Some readers might question the focal framing of racism—surely some of the events described are fundamentally related to socioeconomic class inequality? Indeed, class matters a great deal, as will become clear in the chapters. Yet race cannot simply be displaced to class. In the United States, race and class are inextricably linked, and a desire to treat them as isolated variables is a desire to replace lived experience in the United States with an abstraction.23 Experiences of race and class—as well as gender, sexuality, ability, and other stratifications of power—are not additive but intersectional.24 Moreover, diverse phenomena ranging from segregated neighborhoods to disproportionately negative encounters with police and medical providers contribute to what public health scholar Nancy Krieger has characterized as the “accumulated insults” of living in a structurally racist society—facing repeated experiences with discrimination that takes forms that are indirect, direct (focused at individual-level discrimination), and population level (such as segregation).25 No one individual’s intersecting experiences can be completely separated from the individual’s experiences as a member of a group. There might be places and times in which class identity fundamentally supersedes racial identity, but in the United States, fidelity to lived experience of inequalities demands a central focus on racism.
Although the term biopolitics can be jargony—and certainly a great deal of scholarly ink has been spilled on its elaboration—it remains a useful idea. It is most associated with the late twentieth-century French theorist Michel Foucault. His discussion of the emergence of “biopower” in the modern age is instructive: “one might say that the ancient right to take life or let live was replaced by a power to foster life or disallow it to the point of death.”26 Foucault is highlighting a key contemporary aspect of the matter of the management of life: modern institutional power is not located so much in killing, as it was for premodern rulers, as it is in the differential between fostering (some) life and letting (others) die. Surveillance becomes a more pervasive mode of control than overt violence. The differential fostering of life operates in a way that is generally not spectacular but completely ordinary and routine.

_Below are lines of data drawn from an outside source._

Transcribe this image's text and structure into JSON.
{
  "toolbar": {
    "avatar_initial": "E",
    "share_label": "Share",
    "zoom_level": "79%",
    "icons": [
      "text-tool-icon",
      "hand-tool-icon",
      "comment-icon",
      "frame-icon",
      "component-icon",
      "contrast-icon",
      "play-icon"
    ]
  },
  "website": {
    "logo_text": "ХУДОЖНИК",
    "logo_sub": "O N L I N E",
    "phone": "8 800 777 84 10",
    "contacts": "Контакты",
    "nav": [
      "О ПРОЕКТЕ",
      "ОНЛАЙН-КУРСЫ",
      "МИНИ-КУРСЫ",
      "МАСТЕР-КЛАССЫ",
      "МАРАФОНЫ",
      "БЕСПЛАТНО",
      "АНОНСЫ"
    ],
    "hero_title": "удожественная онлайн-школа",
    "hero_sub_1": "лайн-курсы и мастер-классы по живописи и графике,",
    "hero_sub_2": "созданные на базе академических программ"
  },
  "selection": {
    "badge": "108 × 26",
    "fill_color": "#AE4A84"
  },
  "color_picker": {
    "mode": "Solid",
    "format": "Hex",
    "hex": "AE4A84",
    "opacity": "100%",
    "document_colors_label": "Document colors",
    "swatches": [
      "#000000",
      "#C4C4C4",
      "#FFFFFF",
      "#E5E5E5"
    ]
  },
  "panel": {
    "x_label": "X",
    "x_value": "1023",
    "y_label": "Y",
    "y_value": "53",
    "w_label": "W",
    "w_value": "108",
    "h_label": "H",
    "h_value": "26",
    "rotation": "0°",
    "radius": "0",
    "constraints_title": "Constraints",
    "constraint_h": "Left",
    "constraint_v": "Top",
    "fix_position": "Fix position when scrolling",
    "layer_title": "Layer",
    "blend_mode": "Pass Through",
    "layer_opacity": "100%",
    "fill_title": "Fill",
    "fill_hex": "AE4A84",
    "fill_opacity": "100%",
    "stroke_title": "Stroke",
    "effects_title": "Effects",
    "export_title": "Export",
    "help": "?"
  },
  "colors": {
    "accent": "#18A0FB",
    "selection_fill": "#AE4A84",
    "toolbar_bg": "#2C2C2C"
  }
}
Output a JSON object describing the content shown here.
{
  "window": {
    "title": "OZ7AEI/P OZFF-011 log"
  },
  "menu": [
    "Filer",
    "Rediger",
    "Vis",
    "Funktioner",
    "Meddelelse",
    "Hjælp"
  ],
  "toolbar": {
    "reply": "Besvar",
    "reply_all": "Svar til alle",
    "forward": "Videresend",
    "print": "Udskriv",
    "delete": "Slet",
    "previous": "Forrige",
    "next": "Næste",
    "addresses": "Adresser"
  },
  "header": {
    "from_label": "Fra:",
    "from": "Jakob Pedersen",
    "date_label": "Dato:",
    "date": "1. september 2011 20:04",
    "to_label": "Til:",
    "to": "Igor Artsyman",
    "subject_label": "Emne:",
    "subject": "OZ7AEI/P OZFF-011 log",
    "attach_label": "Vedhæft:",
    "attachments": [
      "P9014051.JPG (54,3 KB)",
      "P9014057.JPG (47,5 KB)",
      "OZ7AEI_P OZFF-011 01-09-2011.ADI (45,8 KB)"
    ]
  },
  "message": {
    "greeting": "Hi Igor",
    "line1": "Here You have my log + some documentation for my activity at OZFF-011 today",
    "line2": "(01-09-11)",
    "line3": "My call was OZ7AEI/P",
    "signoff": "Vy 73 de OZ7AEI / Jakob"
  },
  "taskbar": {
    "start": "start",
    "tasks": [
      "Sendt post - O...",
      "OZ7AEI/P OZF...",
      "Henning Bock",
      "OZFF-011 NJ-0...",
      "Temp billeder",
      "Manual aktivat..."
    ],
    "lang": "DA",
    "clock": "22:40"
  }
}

There is a rich scholarship in the Foucauldian biopolitical tradition that attends to race, racism, and health. Sociologist Janet Shim’s approach is perhaps most resonant with my own: she argues that race (and gender and class) should be reconceptualized as “social relations of power that are located not just in the biological bodies of individuals but in the social spaces between them, producing and stratifying the distribution of health and illness.”27 A larger share of this literature attends to the stakes of biomedical innovations, and this can sometimes be rather removed from the question of making live and letting die—focusing instead on the novel subjectivities produced as individuals come to understand themselves as biological subjects and seek to understand their history and optimize their health in the context of market-driven biomedicine.28 These processes can become relevant for making live and letting die, for example, when biomedical ideas obscure rather than illuminate structural inequality. As sociologist Anthony Ryan Hatch argues in his analysis of the metabolic syndrome, this can be “the kind of biopolitics that simultaneously manufactures health problems and their remedies, deploys race as a way of concealing inequality,” and constructs biomedical ideas precisely “to sever the relationship between body and society.”29 Moreover, some of the technology-oriented scholarship in the Foucauldian tradition provides insight into the question of differentially fostering life, especially of race-based pharmaceuticals and medical hot-spotting.30 Even when these technologies promise to repair health disparities, they often instead increase surveillance of racialized populations without actually benefiting them. Sociocultural theorist Nadine Ehlers and geographer Shiloh Krupar provide a lucid introduction to Foucauldian biopower as they lay out their evocative concept of “deadly life-making,” in which, in a racist society, the operations of forms of “making live” increase disparities and can even kill.31
The biopolitical sphere as we find it in this book is generally in the domain of ordinary life and routine medicine rather than novel sensibilities or genomic innovations. Distinctions between those whose lives are fostered and those whose lives are disregarded are constantly remade. For example, the differential availability of routine pharmaceuticals for acute and chronic diseases will be explored in the chapter on the deaths of the postal workers in the anthrax attacks and in the chapter on the increase in deaths from heart disease and diabetes after Hurricane Katrina. The differential exposure to harms, including carceral and environmental harms, will be explored in the chapters on the Scott sisters’ case and the Flint water crisis, respectively. Various forms of surveillance remain central—now including state and medical surveillance as well as social media. One of the things that the biopolitical approach helps to highlight is that citizenship is about more than participation in electoral processes, and people’s bodies as well as their political identities are at stake. Several chapters will touch on the plural senses of “biological citizenship” that emerge.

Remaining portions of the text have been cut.